Stupid question: did you change the router in any way? Did it self-update or anything?

----------

## AliasXZ

Nope, i installed the wireless card, it worked fine. When I tried to use it the other night it kept saying "Associate with AP timed out" and the rest you can see from the output above. It just doesn't make any sense, the only thing that comes to my mind is that the firmware I'm using doesn't properly support my card...

I am going to play around with it a bit more this weekend, so I will post more details

----------

## d2_racing

Unplug the power on your router for 30 sec and retry.

It will do a clean reset, but no need to reconfigure your router.

----------

## AliasXZ

Ok, i just did a reinstall of everything in net-wireless/, redownloaded the same firwmare, installed it using b43-fwcuter and it now works...

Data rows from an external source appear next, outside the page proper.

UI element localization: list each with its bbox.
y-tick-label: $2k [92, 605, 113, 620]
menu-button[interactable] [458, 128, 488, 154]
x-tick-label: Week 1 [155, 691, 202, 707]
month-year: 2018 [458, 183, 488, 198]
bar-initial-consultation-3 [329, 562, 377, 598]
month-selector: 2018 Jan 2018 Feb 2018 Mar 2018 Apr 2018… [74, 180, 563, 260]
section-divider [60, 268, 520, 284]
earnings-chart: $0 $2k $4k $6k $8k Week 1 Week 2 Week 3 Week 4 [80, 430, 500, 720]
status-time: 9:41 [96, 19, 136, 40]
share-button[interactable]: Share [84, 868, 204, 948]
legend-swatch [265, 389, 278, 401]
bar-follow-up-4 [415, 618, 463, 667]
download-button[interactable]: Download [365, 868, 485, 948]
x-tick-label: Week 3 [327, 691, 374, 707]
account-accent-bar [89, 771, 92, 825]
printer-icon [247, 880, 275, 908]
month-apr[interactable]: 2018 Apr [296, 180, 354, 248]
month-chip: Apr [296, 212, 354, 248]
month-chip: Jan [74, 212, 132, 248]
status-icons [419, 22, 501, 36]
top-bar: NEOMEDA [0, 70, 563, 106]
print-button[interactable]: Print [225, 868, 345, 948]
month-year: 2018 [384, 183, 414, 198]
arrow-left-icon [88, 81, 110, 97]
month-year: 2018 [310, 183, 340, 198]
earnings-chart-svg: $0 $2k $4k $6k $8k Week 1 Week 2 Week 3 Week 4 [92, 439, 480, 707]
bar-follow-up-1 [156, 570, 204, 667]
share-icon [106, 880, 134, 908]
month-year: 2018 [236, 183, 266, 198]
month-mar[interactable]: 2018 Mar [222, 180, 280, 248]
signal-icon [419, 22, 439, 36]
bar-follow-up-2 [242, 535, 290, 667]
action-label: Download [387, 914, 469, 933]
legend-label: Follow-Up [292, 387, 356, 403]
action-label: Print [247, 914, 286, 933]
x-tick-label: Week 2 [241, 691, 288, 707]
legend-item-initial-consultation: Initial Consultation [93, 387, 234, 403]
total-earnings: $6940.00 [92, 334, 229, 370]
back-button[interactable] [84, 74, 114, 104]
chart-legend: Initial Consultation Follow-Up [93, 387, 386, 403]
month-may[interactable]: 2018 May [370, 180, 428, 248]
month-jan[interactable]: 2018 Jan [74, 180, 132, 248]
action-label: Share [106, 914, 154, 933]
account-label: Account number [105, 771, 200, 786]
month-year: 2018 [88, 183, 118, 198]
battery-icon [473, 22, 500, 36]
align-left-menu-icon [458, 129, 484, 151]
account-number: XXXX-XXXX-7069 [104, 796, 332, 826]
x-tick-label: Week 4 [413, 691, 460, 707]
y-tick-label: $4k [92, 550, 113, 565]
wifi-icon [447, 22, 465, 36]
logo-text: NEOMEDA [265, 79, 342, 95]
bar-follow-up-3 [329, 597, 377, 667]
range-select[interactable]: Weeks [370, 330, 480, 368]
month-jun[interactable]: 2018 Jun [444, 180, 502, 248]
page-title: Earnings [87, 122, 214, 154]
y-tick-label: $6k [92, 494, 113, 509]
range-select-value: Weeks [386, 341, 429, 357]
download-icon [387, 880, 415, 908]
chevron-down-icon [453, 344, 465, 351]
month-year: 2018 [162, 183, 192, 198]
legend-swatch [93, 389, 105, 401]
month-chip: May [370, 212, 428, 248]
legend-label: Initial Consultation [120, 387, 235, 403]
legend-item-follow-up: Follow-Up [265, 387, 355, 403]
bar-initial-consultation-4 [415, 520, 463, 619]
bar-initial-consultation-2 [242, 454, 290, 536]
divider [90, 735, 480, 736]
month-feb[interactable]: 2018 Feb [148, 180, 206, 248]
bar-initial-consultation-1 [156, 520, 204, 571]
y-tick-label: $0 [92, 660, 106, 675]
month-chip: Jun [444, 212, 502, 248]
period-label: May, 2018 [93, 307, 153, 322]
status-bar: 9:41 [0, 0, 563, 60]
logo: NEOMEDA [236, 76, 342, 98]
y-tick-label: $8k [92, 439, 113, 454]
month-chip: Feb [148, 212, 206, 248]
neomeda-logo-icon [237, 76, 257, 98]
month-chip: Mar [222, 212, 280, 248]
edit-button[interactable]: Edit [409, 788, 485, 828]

That just doesn't make any sense...

----------

## DONAHUE

was a kernel update/upgrade involved

----------

## AliasXZ

no, everything was left the same, just a reinstall of the firmware and wireless tools/wpa_supplicant

----------

## DONAHUE

sorry, I was wondering if there was a kernel update at the time of the problem starting?

----------

## d2_racing

When you update your kernel, always remember to reemerge your firmware.

----------

## AliasXZ

 *d2_racing wrote:*   

> When you update your kernel, always remember to reemerge your firmware.

 

Yeah I know, I did the update to 2631r10 before I installed wireless

cheers for replies

----------